Ruth Gill met Maurice Fermoy in 1930. She was twenty-two while he was forty-five and still considered one of Britain’s most eligible bachelors. Ruth was dazzled by his wealth, title and royal connections. One of his closest friends was the Duke of York, the future King George VI, and King George V, as a favour to his son, granted the new Lord Fermoy the lease on Park House, close to Sandringham. Ruth was so thrilled at the prospect of becoming Lady Fermoy and moving into this enchanted circle that she agreed to give up her musical career to marry Maurice. With her support he became Conservative MP for King’s Lynn, then mayor of the ancient coastal town.
Widowed at forty-six, which was too late for her to return to the concert stage; Lady Fermoy gave her time and energy to establishing an annual music festival at King’s Lynn with distinguished musicians like Yehudi Menuhin, Benjamin Britten, Peter Pears and Gerald Moore, with appearances by theatrical greats such as Dame Edith Evans, Dame Sybil Thorndike and Emlyn Williams. She inaugurated monthly noonday concerts in the town and contributed some of her collection of paintings to start the Fermoy Art Gallery, in what is now the King’s Lynn Guildhall. She always remained a close friend of Queen Elizabeth, the Queen Mother.

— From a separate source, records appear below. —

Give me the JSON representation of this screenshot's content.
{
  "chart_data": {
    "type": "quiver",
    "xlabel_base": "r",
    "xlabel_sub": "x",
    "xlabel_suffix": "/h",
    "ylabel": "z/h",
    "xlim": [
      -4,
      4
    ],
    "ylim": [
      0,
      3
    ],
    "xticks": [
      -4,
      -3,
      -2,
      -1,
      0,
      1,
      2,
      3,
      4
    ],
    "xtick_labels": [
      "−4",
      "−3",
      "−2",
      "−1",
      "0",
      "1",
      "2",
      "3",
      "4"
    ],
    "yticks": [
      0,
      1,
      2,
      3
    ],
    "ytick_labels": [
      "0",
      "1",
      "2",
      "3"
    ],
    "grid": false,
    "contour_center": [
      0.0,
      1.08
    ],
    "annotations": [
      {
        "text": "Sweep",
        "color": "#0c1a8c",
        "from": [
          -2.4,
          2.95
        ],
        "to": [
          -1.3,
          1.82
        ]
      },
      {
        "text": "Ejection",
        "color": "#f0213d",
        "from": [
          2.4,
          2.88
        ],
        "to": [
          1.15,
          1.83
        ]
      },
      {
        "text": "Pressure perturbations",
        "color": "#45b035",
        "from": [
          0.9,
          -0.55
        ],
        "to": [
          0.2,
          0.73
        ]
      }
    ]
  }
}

The lease of Park House, which Lady Fermoy found too large after her husband’s death, was given to Frances and Johnnie, who were then living in Gloucestershire. Lady Fermoy, as Woman of the Bedchamber to the Queen Mother,* travelled back and forth at various times of the year between the royal residences: Clarence House in London, Balmoral in Scotland, Sandringham in Norfolk and Windsor. She had small but comfortable private quarters on the Sandringham estate, and retained her London home where she entertained, when time permitted, with musical evenings.
Diana never knew her maternal grandfather, but Lady Fermoy was an important figure in her life. Like her older sister Sarah, Diana displayed an aptitude for the piano, which Lady Fermoy encouraged. She helped Diana with her early lessons, and played Mozart to her. As a treat she would take her grandchildren into King’s Lynn for tea at Ladyman’s—“the place to go for such an outing. Not too fancy, very homestyle,” recalled Elsie Byre, who worked there as a waitress. “There was a large balcony where the children liked to sit. There would be a big fuss if a child threw something down, even though it happened frequently. You know, one child would throw something over the railing—a wad of paper, something like that—and another would follow suit. Lady Fermoy came fairly regularly with the girls. She would order buns to go round. Diana—she was the youngest—always begged for and got a cream-filled bun when I would be taking their order.”
“I always felt different from anyone else,” Diana once said. “It was a very unhappy childhood. Parents were busy sorting themselves out Always seeing my mother crying. Daddy never spoke to us about it [and] we never asked questions.”
It wasn’t long before food became both solace and reward.
*The Princess Royal (1897–1965) was Mary, the younger sister of Edward VIII and George VI. She married Henry, Viscount Lascelles, 6th Earl of Harewood.
*Woman of the Bedchamber is an honorary position in the Households of the Queen and the Queen Mother. It involves some minor secretarial duties, writing letters or notes, and accompanying the Queen to public events, on tours, or simply as a companion.